Indian rocket scientist

B. Codanayaguy is an Electronics & Instrumentation Engineer at the ISRO. She is responsible for the instrumentation of control systems for the solid rocket motors used in rocket launches. She was given the highest award for women in India, the Nari Shakti Puraskar, at the Presidential Palace in 2017.

==Early years==
Codanayaguy is from Puducherry in India. She decided to be an engineer after being inspired by the first space launches of India. She graduated from the Government College of Technology, Coimbatore and her first job was helping the Indian Space Research Organisation in 1984. There, she worked on the Augmented Satellite Launch Vehicle project.

== Career ==
She became the Group Head of the Quality Division looking after Electronics, Instrumentation & Control Systems. at the Satish Dhawan Space Centre where fuel and igniters were tested.

After thirty years working at Satish Dhawan Space Centre, Codanayaguy and her team began working on the solid rocket motors in the Polar Satellite Launch Vehicle during the PSLV C37 mission, which successfully placed 104 satellites in Sun-synchronous orbits on February 15, 2017.

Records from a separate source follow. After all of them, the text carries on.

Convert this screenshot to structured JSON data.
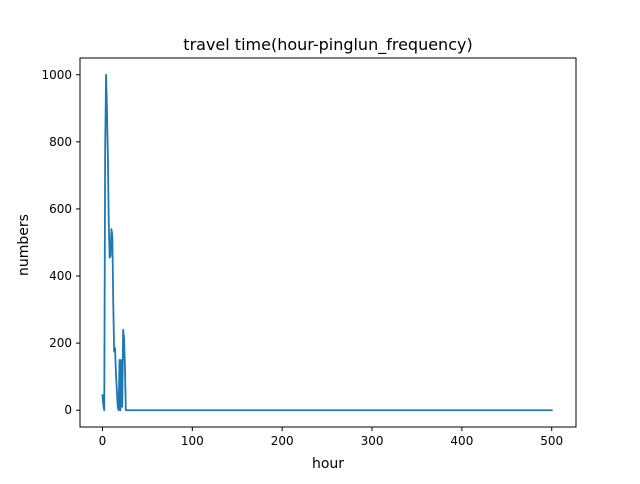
{
  "chart_data": {
    "type": "line",
    "title": "travel time(hour-pinglun_frequency)",
    "xlabel": "hour",
    "ylabel": "numbers",
    "xlim": [
      -25,
      527
    ],
    "ylim": [
      -50,
      1050
    ],
    "x_ticks": [
      0,
      100,
      200,
      300,
      400,
      500
    ],
    "y_ticks": [
      0,
      200,
      400,
      600,
      800,
      1000
    ],
    "grid": false,
    "legend": "none",
    "series": [
      {
        "color": "#1f77b4",
        "x": [
          0,
          1,
          2,
          3,
          4,
          5,
          6,
          7,
          8,
          9,
          10,
          11,
          12,
          13,
          14,
          15,
          16,
          17,
          18,
          19,
          20,
          21,
          22,
          23,
          24,
          25,
          26,
          27,
          28,
          29,
          30,
          100,
          200,
          300,
          400,
          500
        ],
        "values": [
          45,
          15,
          0,
          780,
          1000,
          900,
          760,
          560,
          455,
          460,
          540,
          520,
          320,
          175,
          185,
          110,
          60,
          10,
          0,
          150,
          0,
          150,
          10,
          240,
          215,
          130,
          0,
          0,
          0,
          0,
          0,
          0,
          0,
          0,
          0,
          0
        ]
      }
    ]
  }
}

She has commented that she was able to express herself freely at work and there was never any issues of sexism.

== Recognition ==
In March 2017, she was one of three scientists chosen to receive an award from the Indian President which included Subha Varier, Anatta Sonney and Codanayaguy.

On International Women's Day in 2017, she was in New Delhi where they were awarded the Nari Shakti Puraskar by President Pranab Mukherjee at the Rashtrapati Bhavan.